Dem Verlauf der Covadonga-Quelle folgend , die in Schluchten unterhalb des Berges Auseva verschwindet, sind wir gezwungen, einen kleinen Umweg zu machen, um den genauen Punkt zu finden, an dem das Wasser auf mysteriöse Weise in den Berg eintritt.
Die Vega de Orandi ist einer jener magischen Orte in der asturischen Landschaft . Ihr klangvoller Name verweist letztlich auf ein nahes Arkadien. Schon der Name Orandi selbst klingt beinahe göttlich inmitten der Felsen der Picos de Europa, durch die der Fluss Deva fließt. Etymologisch verkörpert er die Personifikation des Wassers in der gleichnamigen Himmelsgottheit. Wasser, das heilt, belebt, reinigt und sät. Und neben der Deva erhebt sich der Berg Auseva, möglicherweise vorrömischen Ursprungs: „Berg über dem göttlichen Wasser“.
Die Wanderung ist ein gemütlicher Spaziergang durch die Landschaft bei Covadonga , ohne nennenswerte Höhenunterschiede und nicht länger als vier Kilometer. Um zum Ausgangspunkt zu gelangen, folgen Sie vom Heiligtum aus der Straße Richtung Los Lagos. Bei Kilometer 3 erreichen Sie eine weite Kurve; rechts davon beginnt ein gut ausgebauter, etwa zwei Meter breiter Pfad. Dies ist unser Startpunkt, genannt Moferos. Die Route ist mit PR-AS 224 markiert.

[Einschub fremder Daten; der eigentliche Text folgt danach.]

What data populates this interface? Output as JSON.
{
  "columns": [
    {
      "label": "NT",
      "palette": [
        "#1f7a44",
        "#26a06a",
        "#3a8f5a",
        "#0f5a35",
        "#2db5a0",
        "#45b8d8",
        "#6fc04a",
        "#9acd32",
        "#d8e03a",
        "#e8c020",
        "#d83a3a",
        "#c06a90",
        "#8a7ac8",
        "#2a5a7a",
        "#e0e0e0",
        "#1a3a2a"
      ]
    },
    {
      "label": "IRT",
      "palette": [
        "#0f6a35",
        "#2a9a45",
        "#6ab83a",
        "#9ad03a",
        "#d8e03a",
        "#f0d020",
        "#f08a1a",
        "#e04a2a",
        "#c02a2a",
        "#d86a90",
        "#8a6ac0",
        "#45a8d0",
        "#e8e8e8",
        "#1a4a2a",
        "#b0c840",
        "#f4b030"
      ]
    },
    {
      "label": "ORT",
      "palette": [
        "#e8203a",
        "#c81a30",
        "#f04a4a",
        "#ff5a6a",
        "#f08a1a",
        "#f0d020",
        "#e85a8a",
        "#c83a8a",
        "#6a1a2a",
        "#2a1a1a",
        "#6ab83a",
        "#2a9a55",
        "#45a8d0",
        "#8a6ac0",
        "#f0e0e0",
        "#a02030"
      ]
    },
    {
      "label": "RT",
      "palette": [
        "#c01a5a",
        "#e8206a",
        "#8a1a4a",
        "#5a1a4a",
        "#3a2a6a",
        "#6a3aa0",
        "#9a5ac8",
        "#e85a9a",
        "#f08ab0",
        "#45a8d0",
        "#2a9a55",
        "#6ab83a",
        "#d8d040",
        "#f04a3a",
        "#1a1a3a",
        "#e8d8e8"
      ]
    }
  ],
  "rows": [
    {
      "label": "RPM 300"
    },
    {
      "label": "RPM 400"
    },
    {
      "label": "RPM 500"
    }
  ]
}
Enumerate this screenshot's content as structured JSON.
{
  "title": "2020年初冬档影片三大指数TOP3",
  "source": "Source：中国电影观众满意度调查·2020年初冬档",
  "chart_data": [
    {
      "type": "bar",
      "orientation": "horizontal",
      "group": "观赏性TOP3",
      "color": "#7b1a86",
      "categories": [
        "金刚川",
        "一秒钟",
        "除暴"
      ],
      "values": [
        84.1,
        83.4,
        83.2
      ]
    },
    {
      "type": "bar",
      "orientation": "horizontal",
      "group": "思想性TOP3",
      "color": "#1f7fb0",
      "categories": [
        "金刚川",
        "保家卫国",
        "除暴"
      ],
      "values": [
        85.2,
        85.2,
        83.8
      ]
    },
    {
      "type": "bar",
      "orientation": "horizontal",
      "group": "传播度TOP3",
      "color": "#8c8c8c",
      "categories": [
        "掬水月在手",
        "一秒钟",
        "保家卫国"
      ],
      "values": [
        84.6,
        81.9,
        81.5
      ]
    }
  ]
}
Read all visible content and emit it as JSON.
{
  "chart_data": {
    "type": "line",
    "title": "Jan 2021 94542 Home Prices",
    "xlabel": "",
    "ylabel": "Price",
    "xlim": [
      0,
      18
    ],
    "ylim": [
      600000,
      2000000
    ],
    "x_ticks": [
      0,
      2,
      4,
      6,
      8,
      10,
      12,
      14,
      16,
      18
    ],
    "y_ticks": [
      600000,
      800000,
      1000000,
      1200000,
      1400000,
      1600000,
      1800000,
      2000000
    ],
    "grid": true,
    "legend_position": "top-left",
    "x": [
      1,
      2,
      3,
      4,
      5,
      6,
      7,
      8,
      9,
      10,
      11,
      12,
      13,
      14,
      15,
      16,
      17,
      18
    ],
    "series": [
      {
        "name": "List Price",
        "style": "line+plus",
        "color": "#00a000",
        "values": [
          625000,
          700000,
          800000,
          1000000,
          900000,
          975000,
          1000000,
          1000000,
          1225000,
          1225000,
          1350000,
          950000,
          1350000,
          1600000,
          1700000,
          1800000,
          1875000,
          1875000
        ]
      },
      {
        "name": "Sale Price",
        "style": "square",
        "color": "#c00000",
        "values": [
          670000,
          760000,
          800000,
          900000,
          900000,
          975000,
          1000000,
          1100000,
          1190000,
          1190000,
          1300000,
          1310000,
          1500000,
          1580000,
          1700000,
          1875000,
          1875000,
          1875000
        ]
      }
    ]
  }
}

Zunächst ist der Weg gepflastert und führt bergauf, vorbei an natürlichen Hasel- und Weißdornhecken sowie durch Mischwald. Wenige Meter vor der Alm Bastañar stößt man auf ein Tor, das man passieren muss. Zwischen Bastañar und Les Llaceries, einer weiteren Alm, verläuft der Weg in gutem Zustand, etwa zwei Meter breit und fast vollständig gepflastert. Hier wächst ein dichter Wald mit Stechpalmen, Eschen und Kirschbäumen. Vereinzelt stehen Buchen, und es gibt auch viel Buschland.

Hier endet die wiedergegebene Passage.